What You Need to Know:
Budget – It may seem unfair, but in the world of recruiting, the poorer companies tend to have to pay more for good employees.
Why? When a solid employee is on the market, chances are that you are not going to be the only company they are speaking to.
While you believe in your company 200%, the interviewee is not an entrepreneur; they are employees who are possibly concerned with the risks associated with being unemployed again as a result of your company going under.
The thought that an employee would not love my firm as much as I do used to baffle and anger me, but I got used to the fact that nobody will ever care as much.
To mitigate any worries they may have, I recommend that you make a competitive offer (meaning offer more than what you think that individual is going to be given by another firm) and go higher rather than undercut the person in order to see whether they will negotiate – a move that can put you right back to square 1.
Conversely, don’t grossly overpay the person. It will stress you out, thus stressing them out, thus hindering their output for your company, thus serving as a waste of money and time training that individual.
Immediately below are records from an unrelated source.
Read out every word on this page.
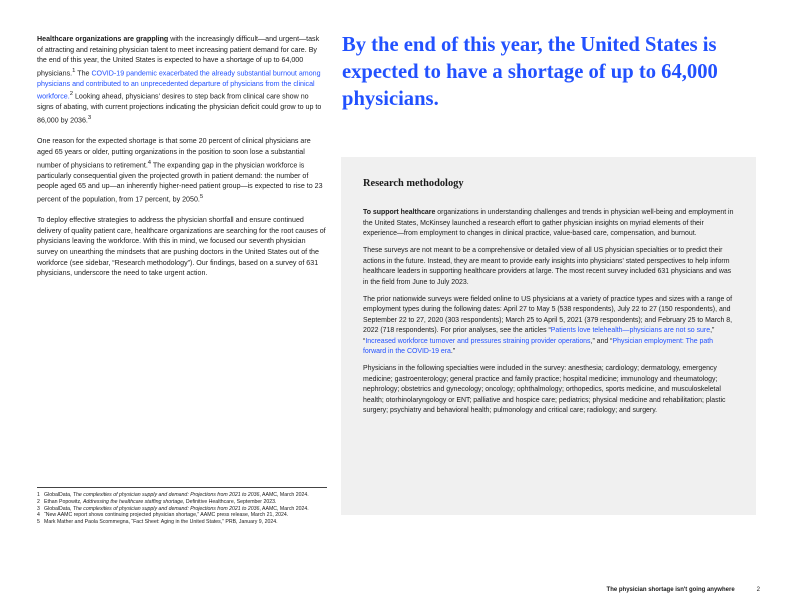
Healthcare organizations are grappling with the increasingly difficult—and urgent—task of attracting and retaining physician talent to meet increasing patient demand for care. By the end of this year, the United States is expected to have a shortage of up to 64,000 physicians.$^1$ The COVID-19 pandemic exacerbated the already substantial burnout among physicians and contributed to an unprecedented departure of physicians from the clinical workforce.$^2$ Looking ahead, physicians' desires to step back from clinical care show no signs of abating, with current projections indicating the physician deficit could grow to up to 86,000 by 2036.$^3$

One reason for the expected shortage is that some 20 percent of clinical physicians are aged 65 years or older, putting organizations in the position to soon lose a substantial number of physicians to retirement.$^4$ The expanding gap in the physician workforce is particularly consequential given the projected growth in patient demand: the number of people aged 65 and up—an inherently higher-need patient group—is expected to rise to 23 percent of the population, from 17 percent, by 2050.$^5$

To deploy effective strategies to address the physician shortfall and ensure continued delivery of quality patient care, healthcare organizations are searching for the root causes of physicians leaving the workforce. With this in mind, we focused our seventh physician survey on unearthing the mindsets that are pushing doctors in the United States out of the workforce (see sidebar, “Research methodology”). Our findings, based on a survey of 631 physicians, underscore the need to take urgent action.

By the end of this year, the United States is expected to have a shortage of up to 64,000 physicians.
Research methodology

To support healthcare organizations in understanding challenges and trends in physician well-being and employment in the United States, McKinsey launched a research effort to gather physician insights on myriad elements of their experience—from employment to changes in clinical practice, value-based care, compensation, and burnout.

These surveys are not meant to be a comprehensive or detailed view of all US physician specialties or to predict their actions in the future. Instead, they are meant to provide early insights into physicians' stated perspectives to help inform healthcare leaders in supporting healthcare providers at large. The most recent survey included 631 physicians and was in the field from June to July 2023.

The prior nationwide surveys were fielded online to US physicians at a variety of practice types and sizes with a range of employment types during the following dates: April 27 to May 5 (538 respondents), July 22 to 27 (150 respondents), and September 22 to 27, 2020 (303 respondents); March 25 to April 5, 2021 (379 respondents); and February 25 to March 8, 2022 (718 respondents). For prior analyses, see the articles “Patients love telehealth—physicians are not so sure,” “Increased workforce turnover and pressures straining provider operations,” and “Physician employment: The path forward in the COVID-19 era.”

Physicians in the following specialties were included in the survey: anesthesia; cardiology; dermatology, emergency medicine; gastroenterology; general practice and family practice; hospital medicine; immunology and rheumatology; nephrology; obstetrics and gynecology; oncology; ophthalmology; orthopedics, sports medicine, and musculoskeletal health; otorhinolaryngology or ENT; palliative and hospice care; pediatrics; physical medicine and rehabilitation; plastic surgery; psychiatry and behavioral health; pulmonology and critical care; radiology; and surgery.

1 GlobalData, The complexities of physician supply and demand: Projections from 2021 to 2036, AAMC, March 2024.
2 Ethan Popowitz, Addressing the healthcare staffing shortage, Definitive Healthcare, September 2023.
3 GlobalData, The complexities of physician supply and demand: Projections from 2021 to 2036, AAMC, March 2024.
4 “New AAMC report shows continuing projected physician shortage,” AAMC press release, March 21, 2024.
5 Mark Mather and Paola Scommegna, “Fact Sheet: Aging in the United States,” PRB, January 9, 2024.
The physician shortage isn't going anywhere	2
Don’t Pitch Stock Options or Equity – The whole point of entrepreneurship is to own a successful company with a multitude of employees.
Thus, giving it away to your 1st employee sort of defeats all the work you’ve just completed to get to this stage.
Also, “entrepreneurs” call my office all the time asking if they can get away with not paying someone a base salary, but instead give them part of the company.
This is always followed by a hugely inflated worth of the person’s firm / idea. Not only do I intuit the inflation – any job seeker will as well.
Keep the relationship strictly “employer” and “employee” not “instant business partner.” You’re looking for someone to work at your company not someone to go to court with in the next few years.